Bir an tereddüt ettim, sonra gülümseyerek, "Onlar harika insanlar, gerçekten de çok sevimliler," dedim. Ancak içimde Ayşe'yi hafifçe kıskandığımı hissettim. Belki de onunla olan yakınlığımızdan dolayı, onu paylaşmaktan biraz çekindiğimi fark ettim.

Kerem, cevabımı alır almaz gülümsedi ve başını salladı. "Evet, öyleler. Ayşe her zaman eğlenceli ve cana yakın biri olmuştur," dedi.

Ben de gülümseyerek, "Evet, öyle görünüyor. Onunla da tanışmak güzeldi," diye karşılık verdim.

Araba sessizliğe gömüldüğünde, içimdeki hafif kıskançlık duygusunu bir kenara bırakıp, Kerem'in sıcak ve samimi sohbetine odaklandım. Kerem arabayı sürerken, aniden telefonu çalmaya başladı. Telaşla telefonu açtı ve yüzü birden ciddileşti. "Alo?" dedi, sesi endişeyle doluydu.

Ben de merakla Kerem'e baktım. "Ne oldu, Kerem?" diye sordum.

Telefondaki sesin söyledikleri anlaşılamıyordu ama Kerem'in yüz ifadesi her şeyi anlatıyordu. "Ne? Annem mi? Yoğun bakım mı? Tamam, hemen geliyorum," dedi ve telefonu kapattı.

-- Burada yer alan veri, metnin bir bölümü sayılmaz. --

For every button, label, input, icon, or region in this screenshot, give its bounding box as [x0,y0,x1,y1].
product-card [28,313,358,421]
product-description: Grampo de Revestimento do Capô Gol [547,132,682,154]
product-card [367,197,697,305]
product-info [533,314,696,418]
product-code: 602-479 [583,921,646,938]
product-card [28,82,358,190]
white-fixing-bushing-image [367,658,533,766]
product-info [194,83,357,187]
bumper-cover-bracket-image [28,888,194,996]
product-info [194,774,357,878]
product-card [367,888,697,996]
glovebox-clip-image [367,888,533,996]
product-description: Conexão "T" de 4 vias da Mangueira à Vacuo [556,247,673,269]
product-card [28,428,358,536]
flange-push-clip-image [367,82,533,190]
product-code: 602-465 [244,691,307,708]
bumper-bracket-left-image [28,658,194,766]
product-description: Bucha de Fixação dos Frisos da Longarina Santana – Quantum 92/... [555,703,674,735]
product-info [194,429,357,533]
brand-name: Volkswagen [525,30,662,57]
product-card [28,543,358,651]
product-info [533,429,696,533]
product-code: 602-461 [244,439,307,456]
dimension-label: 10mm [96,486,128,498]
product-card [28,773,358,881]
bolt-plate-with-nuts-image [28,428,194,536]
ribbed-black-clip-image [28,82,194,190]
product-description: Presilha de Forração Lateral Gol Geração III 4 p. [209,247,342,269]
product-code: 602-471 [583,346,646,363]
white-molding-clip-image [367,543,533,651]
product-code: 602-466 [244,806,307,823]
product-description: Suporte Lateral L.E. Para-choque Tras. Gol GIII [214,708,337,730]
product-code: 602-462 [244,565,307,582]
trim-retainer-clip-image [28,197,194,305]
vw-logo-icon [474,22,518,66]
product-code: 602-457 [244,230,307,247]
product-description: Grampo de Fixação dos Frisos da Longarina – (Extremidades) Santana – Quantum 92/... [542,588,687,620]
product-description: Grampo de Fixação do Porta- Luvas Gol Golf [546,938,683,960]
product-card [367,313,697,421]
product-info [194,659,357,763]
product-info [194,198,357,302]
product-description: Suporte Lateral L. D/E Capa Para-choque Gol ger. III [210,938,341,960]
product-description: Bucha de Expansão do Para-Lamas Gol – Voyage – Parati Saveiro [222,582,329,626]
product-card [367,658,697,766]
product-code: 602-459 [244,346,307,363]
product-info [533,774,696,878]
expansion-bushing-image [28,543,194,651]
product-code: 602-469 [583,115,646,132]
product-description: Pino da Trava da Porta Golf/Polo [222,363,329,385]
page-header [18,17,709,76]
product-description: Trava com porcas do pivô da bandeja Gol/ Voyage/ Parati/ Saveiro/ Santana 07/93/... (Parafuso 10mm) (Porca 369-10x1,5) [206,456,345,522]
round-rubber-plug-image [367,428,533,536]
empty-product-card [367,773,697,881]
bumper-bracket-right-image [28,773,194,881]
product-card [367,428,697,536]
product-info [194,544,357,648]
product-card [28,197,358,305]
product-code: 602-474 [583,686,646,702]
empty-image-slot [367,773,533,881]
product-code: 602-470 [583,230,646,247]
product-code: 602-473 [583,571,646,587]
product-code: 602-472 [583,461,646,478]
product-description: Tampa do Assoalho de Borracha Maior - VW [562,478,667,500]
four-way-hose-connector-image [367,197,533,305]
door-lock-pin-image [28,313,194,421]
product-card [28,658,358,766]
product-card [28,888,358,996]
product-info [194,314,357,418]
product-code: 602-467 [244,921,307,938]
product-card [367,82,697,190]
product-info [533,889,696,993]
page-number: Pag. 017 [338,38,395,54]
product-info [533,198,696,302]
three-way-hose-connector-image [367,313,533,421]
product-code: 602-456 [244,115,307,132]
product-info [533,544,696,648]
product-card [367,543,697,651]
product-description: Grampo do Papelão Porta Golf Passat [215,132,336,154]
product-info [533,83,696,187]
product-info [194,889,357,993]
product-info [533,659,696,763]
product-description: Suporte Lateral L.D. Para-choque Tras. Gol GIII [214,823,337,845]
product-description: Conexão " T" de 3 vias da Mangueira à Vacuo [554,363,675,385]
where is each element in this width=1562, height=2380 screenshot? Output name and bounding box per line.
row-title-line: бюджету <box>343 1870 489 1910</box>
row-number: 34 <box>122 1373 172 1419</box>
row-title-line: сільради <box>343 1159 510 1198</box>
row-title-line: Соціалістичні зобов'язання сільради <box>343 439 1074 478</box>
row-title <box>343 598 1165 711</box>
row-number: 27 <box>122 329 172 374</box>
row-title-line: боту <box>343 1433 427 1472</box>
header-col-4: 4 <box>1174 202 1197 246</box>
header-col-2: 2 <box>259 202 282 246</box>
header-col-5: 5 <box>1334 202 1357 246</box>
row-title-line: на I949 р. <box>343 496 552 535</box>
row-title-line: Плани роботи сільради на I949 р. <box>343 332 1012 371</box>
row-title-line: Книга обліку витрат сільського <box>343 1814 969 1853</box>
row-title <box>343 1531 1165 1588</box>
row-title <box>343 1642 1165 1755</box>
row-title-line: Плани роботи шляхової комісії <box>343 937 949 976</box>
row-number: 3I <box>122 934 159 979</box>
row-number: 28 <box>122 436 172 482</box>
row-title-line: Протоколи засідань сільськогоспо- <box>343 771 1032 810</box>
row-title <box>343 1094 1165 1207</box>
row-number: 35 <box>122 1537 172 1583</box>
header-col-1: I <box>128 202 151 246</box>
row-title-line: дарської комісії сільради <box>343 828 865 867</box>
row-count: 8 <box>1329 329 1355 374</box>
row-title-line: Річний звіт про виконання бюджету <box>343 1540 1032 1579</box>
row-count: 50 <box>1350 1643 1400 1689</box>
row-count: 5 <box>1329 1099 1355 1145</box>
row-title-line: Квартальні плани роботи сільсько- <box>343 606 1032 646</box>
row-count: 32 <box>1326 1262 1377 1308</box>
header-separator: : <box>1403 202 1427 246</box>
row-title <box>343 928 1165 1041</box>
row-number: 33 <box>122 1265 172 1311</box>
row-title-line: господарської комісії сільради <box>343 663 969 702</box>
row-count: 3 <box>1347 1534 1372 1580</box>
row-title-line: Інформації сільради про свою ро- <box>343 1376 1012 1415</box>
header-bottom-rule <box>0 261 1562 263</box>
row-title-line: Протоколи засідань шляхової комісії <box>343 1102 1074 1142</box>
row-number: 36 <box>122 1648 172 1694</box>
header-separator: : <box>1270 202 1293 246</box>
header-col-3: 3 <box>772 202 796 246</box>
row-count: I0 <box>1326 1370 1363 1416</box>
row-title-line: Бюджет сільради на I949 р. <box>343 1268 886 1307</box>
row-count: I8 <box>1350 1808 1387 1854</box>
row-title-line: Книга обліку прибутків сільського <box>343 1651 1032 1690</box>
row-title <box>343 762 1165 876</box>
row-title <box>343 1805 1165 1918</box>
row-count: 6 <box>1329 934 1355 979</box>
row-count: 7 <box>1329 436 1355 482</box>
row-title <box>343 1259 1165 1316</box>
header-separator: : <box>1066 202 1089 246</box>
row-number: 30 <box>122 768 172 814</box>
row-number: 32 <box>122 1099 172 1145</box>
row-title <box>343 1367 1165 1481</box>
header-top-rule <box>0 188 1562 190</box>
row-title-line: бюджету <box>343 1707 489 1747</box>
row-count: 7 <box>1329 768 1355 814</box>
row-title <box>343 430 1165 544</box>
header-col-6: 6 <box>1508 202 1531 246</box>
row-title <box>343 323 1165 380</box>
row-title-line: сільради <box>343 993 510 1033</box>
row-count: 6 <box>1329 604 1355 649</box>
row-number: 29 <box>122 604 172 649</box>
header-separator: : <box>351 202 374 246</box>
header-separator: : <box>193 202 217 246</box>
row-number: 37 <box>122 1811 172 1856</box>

Kerem’in yüzü bembeyaz olmuştu, gözlerinde korku ve endişe vardı. "Elif, annemi acil yoğun bakıma almışlar. Hemen hastaneye gitmemiz lazım," dedi, sesi titriyordu.

"Tamam, Kerem, sakin ol. Hemen gidelim," dedim, ona destek olmaya çalışarak.

Kerem hızla arabayı sürmeye başladı. Ben de elimden geldiğince ona moral vermeye çalışıyordum. "Kerem, annen güçlü bir kadın. Eminim her şey yoluna girecek," dedim.

Kerem, gözlerini yoldan ayırmadan, "Umarım, Elif. Onu kaybetmekten çok korkuyorum," dedi.

Yol boyunca sessizdik. Kerem'in endişesi beni de etkilemişti. Onun yanında olmak ve ona destek vermek istiyordum. Hastaneye vardığımızda, Kerem hızla arabadan indi ve beni beklemeden içeri koştu. Ben de arkasından koştum.